Sun City Summerlin is a quiet retirement community, and the Sun City Patrol helps make sure it stays that way.
The Patrol is a group of approximately 230 volunteers who keep watch on things 24/7, using five marked cars to cruise the 361 streets. The Patrol stops to do visual checks on homes of vacationing residents and, in general, looks for anything in the community that’s not quite right.
One of the things that’s not quite right is spotting the distress lights built into every home. A wall switch near the front door activates the blinking of the outside light, signalling for help.
In April, it responded to 179 instances of emergency blinking lights, and nearly all were false alarms. One, for example, was triggered by visiting friends who thought they were turning on the porch light.
Another task the Patrol takes to heart is alerting residents whose garage doors are left up —- an open invitation to thieves.
“It only takes a second for someone to jump out of their truck and grab a set of (golf) clubs,” said Judy Hunt, who does double duty as assistant chief and watch commander.
It also discourages parking on the street. Thieves can bust out a window and remove items in plain sight. Lap tops have been stolen from such vehicles, and so have garage door openers.
The Patrol is not armed, and it does not have the authority to detain anyone. It does, however, have a good relationship with the Metropolitan Police Department, which it calls if needed. But the police department says Sun City Summerlin is a pocket of the city that enjoys a low crime rate. It credited the Patrol as being a factor in that.
“We’ve always enjoyed and appreciated the relationship we have with them (the Patrol),” said Kathy Perkins, a crime prevention specialist at the police department ‘s Northwest Area Command, 9850 W. Cheyenne Ave. “They have a lot of life experiences and expertise that they put to good use.”
The Patrol often receives calls from people in other states who cannot contact their family member. They want to ensure that their relative is all right. The Patrol will look into it and take appropriate action.
Sometimes the residents are so busy, they’re often not home. Sometimes the homeowner has died, a scenario for which the Patrol has to be mentally prepared. Sometimes, they’re home safe and sound, oblivious that anyone has been trying to reach them.
“You have to remember, this is a senior community,” Hunt said.
Other calls are for less than imminent danger —- the smoke detector chirping that it needs new batteries, a neighbor’s dog barking or for directions to a church.
The aging of the 55-plus Sun City Summerlin community means it’s bound to lose residents. Not all are lost to death, as some are apt to wander off, victims of Alzheimer’s disease or dementia. The Patrol receives four or five such calls a year.

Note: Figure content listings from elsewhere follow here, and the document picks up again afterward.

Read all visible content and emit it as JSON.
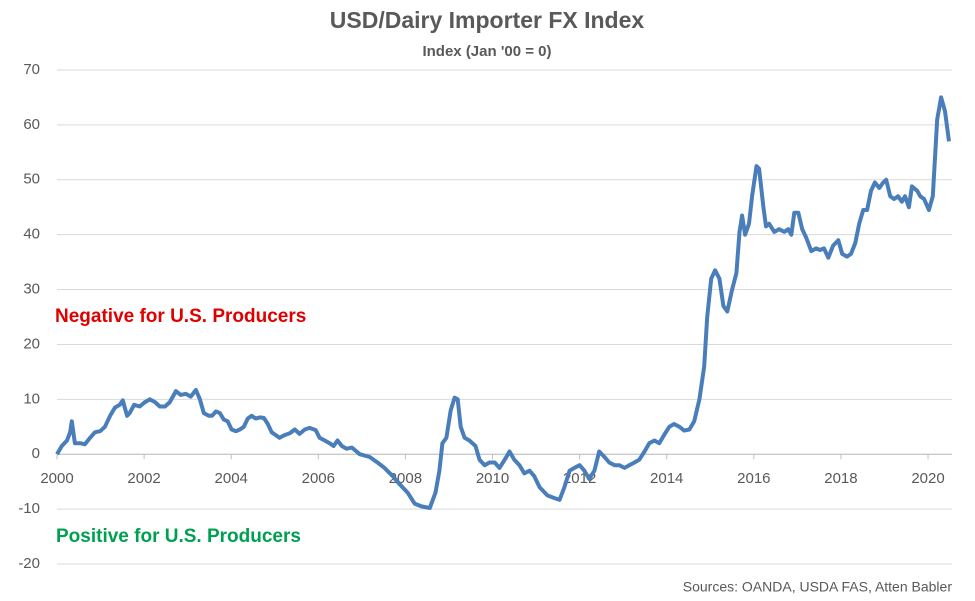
{
  "chart_data": {
    "type": "line",
    "title": "USD/Dairy Importer FX Index",
    "subtitle": "Index (Jan '00 = 0)",
    "source": "Sources: OANDA, USDA FAS, Atten Babler",
    "annotations": [
      {
        "text": "Negative for U.S. Producers",
        "color": "#e00000"
      },
      {
        "text": "Positive for U.S. Producers",
        "color": "#00a050"
      }
    ],
    "xlim": [
      2000,
      2020.55
    ],
    "xticks": [
      2000,
      2002,
      2004,
      2006,
      2008,
      2010,
      2012,
      2014,
      2016,
      2018,
      2020
    ],
    "ylim": [
      -20,
      70
    ],
    "yticks": [
      -20,
      -10,
      0,
      10,
      20,
      30,
      40,
      50,
      60,
      70
    ],
    "grid": true,
    "x": [
      2000.0,
      2000.11,
      2000.23,
      2000.3,
      2000.34,
      2000.41,
      2000.53,
      2000.64,
      2000.76,
      2000.87,
      2000.99,
      2001.1,
      2001.22,
      2001.33,
      2001.44,
      2001.51,
      2001.61,
      2001.67,
      2001.77,
      2001.9,
      2002.02,
      2002.13,
      2002.25,
      2002.36,
      2002.48,
      2002.59,
      2002.73,
      2002.84,
      2002.96,
      2003.07,
      2003.19,
      2003.28,
      2003.37,
      2003.49,
      2003.56,
      2003.65,
      2003.74,
      2003.83,
      2003.92,
      2004.01,
      2004.11,
      2004.2,
      2004.29,
      2004.38,
      2004.47,
      2004.56,
      2004.66,
      2004.75,
      2004.84,
      2004.93,
      2005.02,
      2005.11,
      2005.23,
      2005.34,
      2005.46,
      2005.57,
      2005.69,
      2005.8,
      2005.94,
      2006.03,
      2006.15,
      2006.26,
      2006.35,
      2006.44,
      2006.54,
      2006.65,
      2006.77,
      2006.88,
      2006.95,
      2007.18,
      2007.36,
      2007.52,
      2007.71,
      2007.87,
      2008.05,
      2008.21,
      2008.37,
      2008.56,
      2008.69,
      2008.78,
      2008.85,
      2008.94,
      2009.04,
      2009.13,
      2009.2,
      2009.27,
      2009.36,
      2009.47,
      2009.61,
      2009.7,
      2009.82,
      2009.93,
      2010.05,
      2010.16,
      2010.28,
      2010.39,
      2010.5,
      2010.62,
      2010.73,
      2010.85,
      2010.96,
      2011.08,
      2011.26,
      2011.42,
      2011.54,
      2011.65,
      2011.77,
      2011.88,
      2012.0,
      2012.11,
      2012.22,
      2012.34,
      2012.45,
      2012.57,
      2012.68,
      2012.8,
      2012.91,
      2013.03,
      2013.14,
      2013.26,
      2013.37,
      2013.49,
      2013.6,
      2013.72,
      2013.83,
      2013.94,
      2014.06,
      2014.17,
      2014.29,
      2014.4,
      2014.52,
      2014.63,
      2014.75,
      2014.86,
      2014.93,
      2015.02,
      2015.11,
      2015.21,
      2015.3,
      2015.39,
      2015.5,
      2015.6,
      2015.67,
      2015.73,
      2015.8,
      2015.89,
      2015.96,
      2016.06,
      2016.12,
      2016.22,
      2016.28,
      2016.35,
      2016.47,
      2016.58,
      2016.7,
      2016.79,
      2016.86,
      2016.93,
      2017.02,
      2017.11,
      2017.2,
      2017.32,
      2017.43,
      2017.52,
      2017.61,
      2017.71,
      2017.82,
      2017.94,
      2018.03,
      2018.14,
      2018.23,
      2018.33,
      2018.42,
      2018.51,
      2018.6,
      2018.69,
      2018.78,
      2018.88,
      2018.97,
      2019.04,
      2019.13,
      2019.22,
      2019.31,
      2019.4,
      2019.47,
      2019.56,
      2019.63,
      2019.75,
      2019.82,
      2019.91,
      2020.02,
      2020.11,
      2020.21,
      2020.3,
      2020.39,
      2020.48
    ],
    "series": [
      {
        "name": "USD/Dairy Importer FX Index",
        "color": "#4a7ebb",
        "values": [
          0,
          1.5,
          2.5,
          4,
          6,
          2,
          2,
          1.8,
          3,
          4,
          4.2,
          5,
          7,
          8.5,
          9,
          9.8,
          7,
          7.5,
          9,
          8.7,
          9.5,
          10,
          9.5,
          8.7,
          8.7,
          9.5,
          11.5,
          10.8,
          11,
          10.5,
          11.7,
          10,
          7.5,
          7,
          7,
          7.8,
          7.5,
          6.3,
          6,
          4.5,
          4.2,
          4.5,
          5,
          6.5,
          7,
          6.5,
          6.7,
          6.6,
          5.5,
          4,
          3.5,
          3,
          3.5,
          3.8,
          4.5,
          3.7,
          4.5,
          4.8,
          4.4,
          3,
          2.5,
          2,
          1.5,
          2.5,
          1.5,
          1,
          1.2,
          0.5,
          0,
          -0.5,
          -1.5,
          -2.5,
          -4,
          -5.5,
          -7,
          -9,
          -9.5,
          -9.8,
          -7,
          -3,
          2,
          3,
          8,
          10.3,
          10,
          5,
          3,
          2.5,
          1.5,
          -1,
          -2,
          -1.5,
          -1.5,
          -2.5,
          -1,
          0.5,
          -1,
          -2,
          -3.5,
          -3,
          -4,
          -6,
          -7.5,
          -8,
          -8.3,
          -6,
          -3,
          -2.5,
          -2,
          -3,
          -4.5,
          -3,
          0.5,
          -0.5,
          -1.5,
          -2,
          -2,
          -2.5,
          -2,
          -1.5,
          -1,
          0.5,
          2,
          2.5,
          2,
          3.5,
          5,
          5.5,
          5,
          4.3,
          4.5,
          6,
          10,
          16,
          25,
          32,
          33.5,
          32,
          27,
          26,
          30,
          33,
          40.5,
          43.5,
          40,
          42,
          47,
          52.5,
          52,
          45,
          41.5,
          42,
          40.5,
          41,
          40.5,
          41,
          40,
          44,
          44,
          41,
          39.5,
          37,
          37.5,
          37.2,
          37.5,
          35.8,
          38,
          39,
          36.5,
          36,
          36.5,
          38.5,
          42,
          44.5,
          44.5,
          48,
          49.5,
          48.5,
          49.5,
          50,
          47,
          46.5,
          47,
          46,
          47,
          45,
          48.8,
          48,
          47,
          46.5,
          44.5,
          47,
          61,
          65,
          62.5,
          57
        ]
      }
    ]
  }
}
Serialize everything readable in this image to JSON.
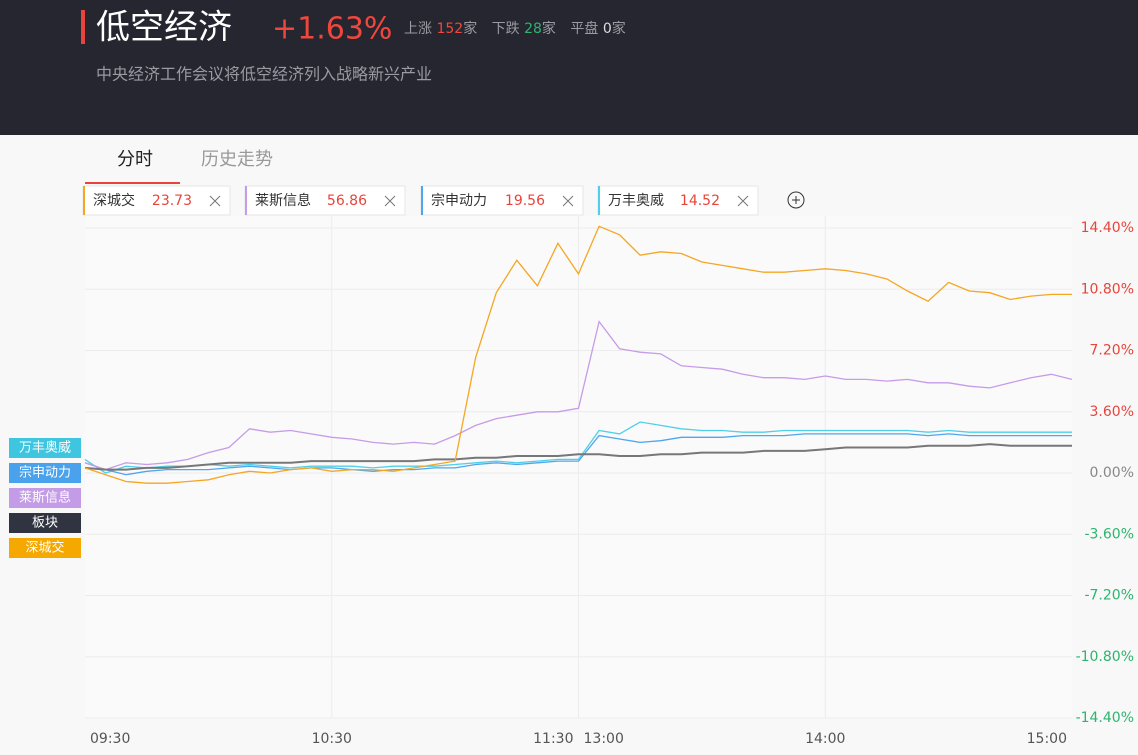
{
  "header": {
    "title": "低空经济",
    "change": "+1.63%",
    "stats": [
      {
        "label": "上涨",
        "count": 152,
        "unit": "家"
      },
      {
        "label": "下跌",
        "count": 28,
        "unit": "家"
      },
      {
        "label": "平盘",
        "count": 0,
        "unit": "家"
      }
    ],
    "subtitle": "中央经济工作会议将低空经济列入战略新兴产业"
  },
  "tabs": [
    "分时",
    "历史走势"
  ],
  "compare": [
    {
      "name": "深城交",
      "price": "23.73",
      "color": "#f5a623"
    },
    {
      "name": "莱斯信息",
      "price": "56.86",
      "color": "#c69be8"
    },
    {
      "name": "宗申动力",
      "price": "19.56",
      "color": "#4da6ee"
    },
    {
      "name": "万丰奥威",
      "price": "14.52",
      "color": "#4fd0e8"
    }
  ],
  "chart_data": {
    "type": "line",
    "x": [
      "09:30",
      "09:35",
      "09:40",
      "09:45",
      "09:50",
      "09:55",
      "10:00",
      "10:05",
      "10:10",
      "10:15",
      "10:20",
      "10:25",
      "10:30",
      "10:35",
      "10:40",
      "10:45",
      "10:50",
      "10:55",
      "11:00",
      "11:05",
      "11:10",
      "11:15",
      "11:20",
      "11:25",
      "11:30",
      "13:05",
      "13:10",
      "13:15",
      "13:20",
      "13:25",
      "13:30",
      "13:35",
      "13:40",
      "13:45",
      "13:50",
      "13:55",
      "14:00",
      "14:05",
      "14:10",
      "14:15",
      "14:20",
      "14:25",
      "14:30",
      "14:35",
      "14:40",
      "14:45",
      "14:50",
      "14:55",
      "15:00"
    ],
    "xticks": [
      "09:30",
      "10:30",
      "11:30",
      "13:00",
      "14:00",
      "15:00"
    ],
    "ylim": [
      -14.4,
      14.4
    ],
    "yticks": [
      {
        "value": 14.4,
        "label": "14.40%"
      },
      {
        "value": 10.8,
        "label": "10.80%"
      },
      {
        "value": 7.2,
        "label": "7.20%"
      },
      {
        "value": 3.6,
        "label": "3.60%"
      },
      {
        "value": 0,
        "label": "0.00%"
      },
      {
        "value": -3.6,
        "label": "-3.60%"
      },
      {
        "value": -7.2,
        "label": "-7.20%"
      },
      {
        "value": -10.8,
        "label": "-10.80%"
      },
      {
        "value": -14.4,
        "label": "-14.40%"
      }
    ],
    "grid": true,
    "series": [
      {
        "name": "万丰奥威",
        "color": "#4fd0e8",
        "legend_color": "#3ec6e0",
        "values": [
          0.8,
          0.0,
          0.4,
          0.3,
          0.4,
          0.4,
          0.5,
          0.4,
          0.5,
          0.4,
          0.3,
          0.4,
          0.4,
          0.4,
          0.3,
          0.4,
          0.4,
          0.4,
          0.5,
          0.6,
          0.7,
          0.6,
          0.7,
          0.8,
          0.8,
          2.5,
          2.3,
          3.0,
          2.8,
          2.6,
          2.5,
          2.5,
          2.4,
          2.4,
          2.5,
          2.5,
          2.5,
          2.5,
          2.5,
          2.5,
          2.5,
          2.4,
          2.5,
          2.4,
          2.4,
          2.4,
          2.4,
          2.4,
          2.4
        ]
      },
      {
        "name": "宗申动力",
        "color": "#4da6ee",
        "legend_color": "#4aa2ec",
        "values": [
          0.6,
          0.2,
          -0.1,
          0.1,
          0.2,
          0.2,
          0.2,
          0.3,
          0.4,
          0.3,
          0.2,
          0.3,
          0.3,
          0.2,
          0.1,
          0.2,
          0.2,
          0.3,
          0.3,
          0.5,
          0.6,
          0.5,
          0.6,
          0.7,
          0.7,
          2.2,
          2.0,
          1.8,
          1.9,
          2.1,
          2.1,
          2.1,
          2.2,
          2.2,
          2.2,
          2.3,
          2.3,
          2.3,
          2.3,
          2.3,
          2.3,
          2.2,
          2.3,
          2.2,
          2.2,
          2.2,
          2.2,
          2.2,
          2.2
        ]
      },
      {
        "name": "莱斯信息",
        "color": "#c69be8",
        "legend_color": "#c39be6",
        "values": [
          0.6,
          0.2,
          0.6,
          0.5,
          0.6,
          0.8,
          1.2,
          1.5,
          2.6,
          2.4,
          2.5,
          2.3,
          2.1,
          2.0,
          1.8,
          1.7,
          1.8,
          1.7,
          2.2,
          2.8,
          3.2,
          3.4,
          3.6,
          3.6,
          3.8,
          8.9,
          7.3,
          7.1,
          7.0,
          6.3,
          6.2,
          6.1,
          5.8,
          5.6,
          5.6,
          5.5,
          5.7,
          5.5,
          5.5,
          5.4,
          5.5,
          5.3,
          5.3,
          5.1,
          5.0,
          5.3,
          5.6,
          5.8,
          5.5
        ]
      },
      {
        "name": "板块",
        "color": "#777777",
        "legend_color": "#2f3440",
        "values": [
          0.3,
          0.2,
          0.2,
          0.3,
          0.3,
          0.4,
          0.5,
          0.6,
          0.6,
          0.6,
          0.6,
          0.7,
          0.7,
          0.7,
          0.7,
          0.7,
          0.7,
          0.8,
          0.8,
          0.9,
          0.9,
          1.0,
          1.0,
          1.0,
          1.1,
          1.1,
          1.0,
          1.0,
          1.1,
          1.1,
          1.2,
          1.2,
          1.2,
          1.3,
          1.3,
          1.3,
          1.4,
          1.5,
          1.5,
          1.5,
          1.5,
          1.6,
          1.6,
          1.6,
          1.7,
          1.6,
          1.6,
          1.6,
          1.6
        ]
      },
      {
        "name": "深城交",
        "color": "#f5a623",
        "legend_color": "#f5a800",
        "values": [
          0.3,
          -0.1,
          -0.5,
          -0.6,
          -0.6,
          -0.5,
          -0.4,
          -0.1,
          0.1,
          0.0,
          0.2,
          0.3,
          0.1,
          0.2,
          0.2,
          0.1,
          0.3,
          0.5,
          0.7,
          6.8,
          10.6,
          12.5,
          11.0,
          13.5,
          11.7,
          14.5,
          14.0,
          12.8,
          13.0,
          12.9,
          12.4,
          12.2,
          12.0,
          11.8,
          11.8,
          11.9,
          12.0,
          11.9,
          11.7,
          11.4,
          10.7,
          10.1,
          11.2,
          10.7,
          10.6,
          10.2,
          10.4,
          10.5,
          10.5
        ]
      }
    ]
  }
}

“Usually it’s the spouse who calls us to say they’re missing,” Hunt said. “It’s not a ‘big thing’ until it happens. Then it’s a big thing.”
Last year, the Patrol changed its insurance policy so Patrol volunteers, when necessary, could transport the missing person back home, instead of waiting for a neighbor or family member to arrive.
Sun City Summerlin has 73 miles of roads. In April, the Patrol’s five marked cars logged 15,949 miles on them. To keep costs down, the Patrol uses mostly energy-efficient Toyota Prius H ybrids.
Lottie Tabor took over as chief of the Patrol in January. She praised the former chief, Jerry Weiser, for using his electronics know-how to implement new gadgetry, bringing the Patrol into the 21st century. Tabor said she encourages people to “step up and take on another responsibility.”
While some volunteers have a background in police work, the majority do not. Husbands and wives often will work as a team, riding in the same car.
Men make up 57 percent of the Patrol .
Some people volunteer to be part of the Patrol so they can give back to the community. Some do it because they want to keep busy. Still others find the plethora of clubs and activities offered at Sun City Summerlin are just not their cup of tea.
In addition to its regular monthly general meeting, the Patrol holds regular get-togethers and annual events such as an ice cream social and a pizza party.
“I have a second family with the Security Patrol,” said Connie Daugherty, volunteer and instructor.
Perry Cohen mans the information center at the entry to Sun City Summerlin. Mostly he helps people needing directions. One woman was looking for the pie shop.
“She offered to bring me one, but I took a pass on it,” he said.
What don’t people outside the community understand?
“We make a difference, and I know we make a difference,” Tabor said. “Our crime rate is almost nil … and that’s the bottom line.”